R_exe=/appl/R/bin/R-3.4.1
#export TMPDIR=Path_to_your_scratch_directory
export R_BATCH_OPTIONS="--no-save"
# -- commands you want to execute -- # 
$R_exe CMD BATCH My_parallel_script.R

The main difference in the script is that we ask for more than one core

#BSUB -n 10
#BSUB -R "span[hosts=1]"

In this example, the request is for 10 cores on a single node. Then, instead of letting the R-package to discover how many cores are available, read from inside R the environment variable LSB_DJOB_NUMPROC, for example with

cores <- as.numeric(Sys.getenv('LSB_DJOB_NUMPROC'))

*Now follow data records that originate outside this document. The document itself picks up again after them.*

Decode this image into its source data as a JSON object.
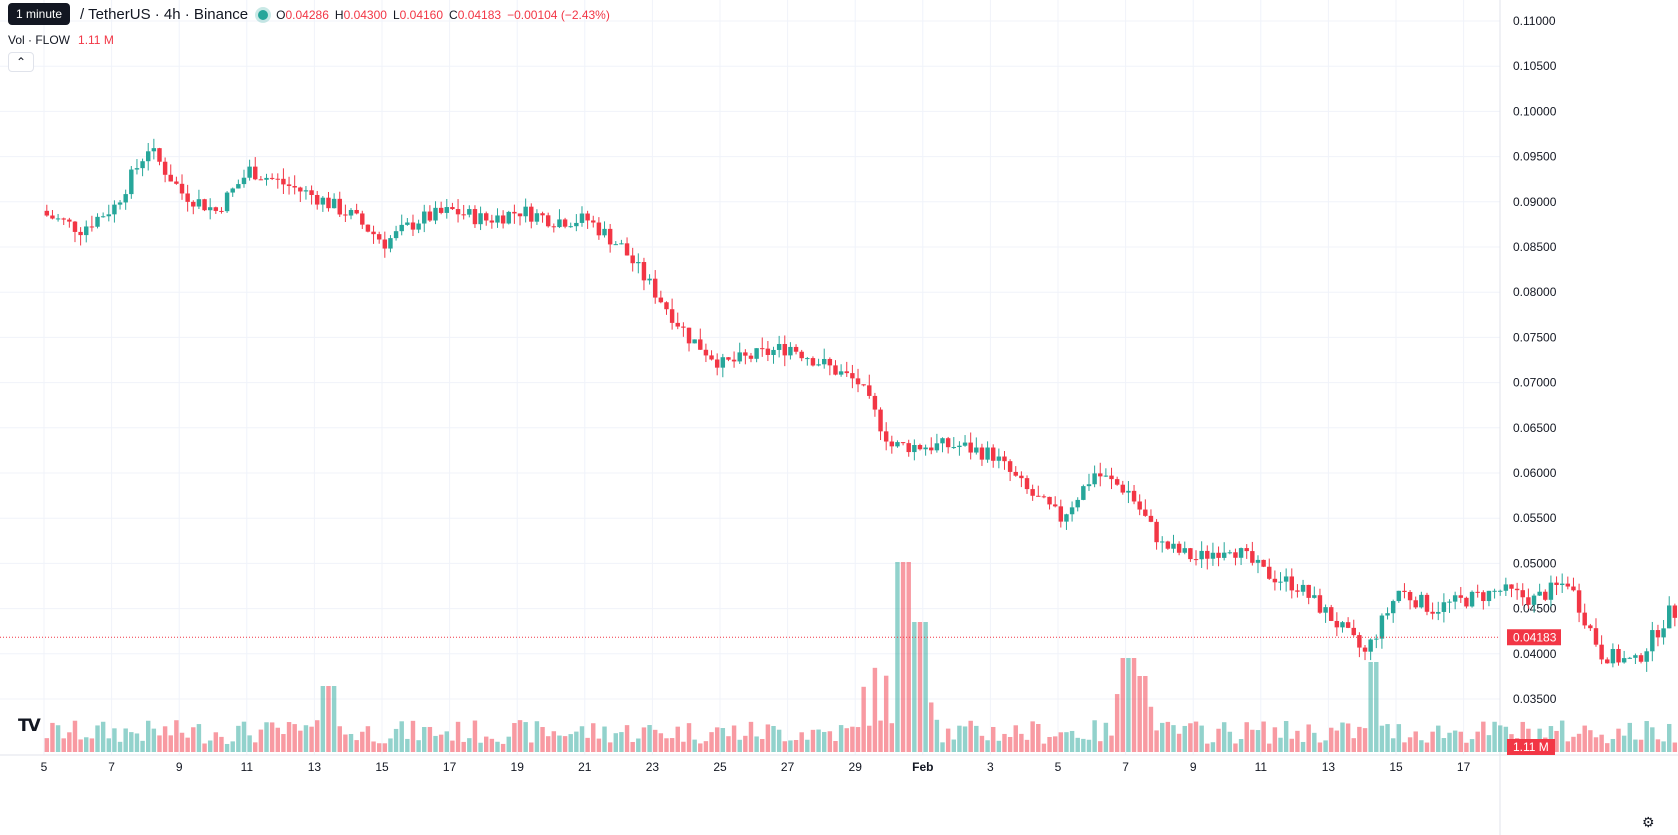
{
  "header": {
    "tooltip": "1 minute",
    "symbol_title": "/ TetherUS · 4h · Binance",
    "ohlc": [
      {
        "key": "O",
        "value": "0.04286"
      },
      {
        "key": "H",
        "value": "0.04300"
      },
      {
        "key": "L",
        "value": "0.04160"
      },
      {
        "key": "C",
        "value": "0.04183"
      }
    ],
    "change": "−0.00104 (−2.43%)",
    "volume_label": "Vol · FLOW",
    "volume_value": "1.11 M",
    "collapse_icon": "chevron-up-icon",
    "collapse_glyph": "⌃"
  },
  "branding": {
    "logo_text": "TV",
    "settings_icon": "settings-gear-icon",
    "settings_glyph": "⚙"
  },
  "chart_data": {
    "type": "candlestick",
    "title": "",
    "xlabel": "",
    "ylabel": "",
    "ylim": [
      0.03,
      0.112
    ],
    "y_ticks": [
      "0.03500",
      "0.04000",
      "0.04500",
      "0.05000",
      "0.05500",
      "0.06000",
      "0.06500",
      "0.07000",
      "0.07500",
      "0.08000",
      "0.08500",
      "0.09000",
      "0.09500",
      "0.10000",
      "0.10500",
      "0.11000"
    ],
    "x_ticks": [
      "5",
      "7",
      "9",
      "11",
      "13",
      "15",
      "17",
      "19",
      "21",
      "23",
      "25",
      "27",
      "29",
      "Feb",
      "3",
      "5",
      "7",
      "9",
      "11",
      "13",
      "15",
      "17"
    ],
    "x_ticks_bold": [
      "Feb"
    ],
    "grid": true,
    "last_price_label": "0.04183",
    "last_price": 0.04183,
    "volume_label": "1.11 M",
    "up_color": "#26a69a",
    "down_color": "#f23645",
    "daily_closes": [
      0.0885,
      0.087,
      0.0895,
      0.096,
      0.091,
      0.089,
      0.0935,
      0.092,
      0.0905,
      0.0885,
      0.0855,
      0.088,
      0.089,
      0.088,
      0.089,
      0.088,
      0.088,
      0.085,
      0.08,
      0.075,
      0.072,
      0.073,
      0.074,
      0.072,
      0.07,
      0.063,
      0.063,
      0.063,
      0.062,
      0.058,
      0.055,
      0.06,
      0.058,
      0.052,
      0.0505,
      0.052,
      0.049,
      0.0475,
      0.044,
      0.04,
      0.047,
      0.045,
      0.046,
      0.047,
      0.046,
      0.048,
      0.04,
      0.039,
      0.0445,
      0.0448,
      0.0418
    ],
    "volume_peaks_millions": [
      {
        "date": "Jan 30",
        "value": 9.5
      },
      {
        "date": "Jan 30",
        "value": 6.5
      },
      {
        "date": "Feb 6",
        "value": 4.7
      },
      {
        "date": "Feb 6",
        "value": 3.8
      },
      {
        "date": "Feb 13",
        "value": 4.5
      },
      {
        "date": "Jan 13",
        "value": 3.3
      }
    ]
  }
}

And use then this variable to set the amount of processes/threads in your R run. In this way, you are sure that:

  • you do not start more processes than the cores that you have actually requested.
  • you do not have to change the R-script, if you decide to make another run with a different number of cores.

NOTE

Running R across multiple nodes is not trivial. A lot depends on the specific package providing the parallelism. And almost all these packages rely on an underlying communication layer, and even if the package installation is successful, the communication across nodes can be impossible. For this reason, at the moment R cannot run on our cluster on more than one node. If you need to do this, write us, and we will look into the specific case.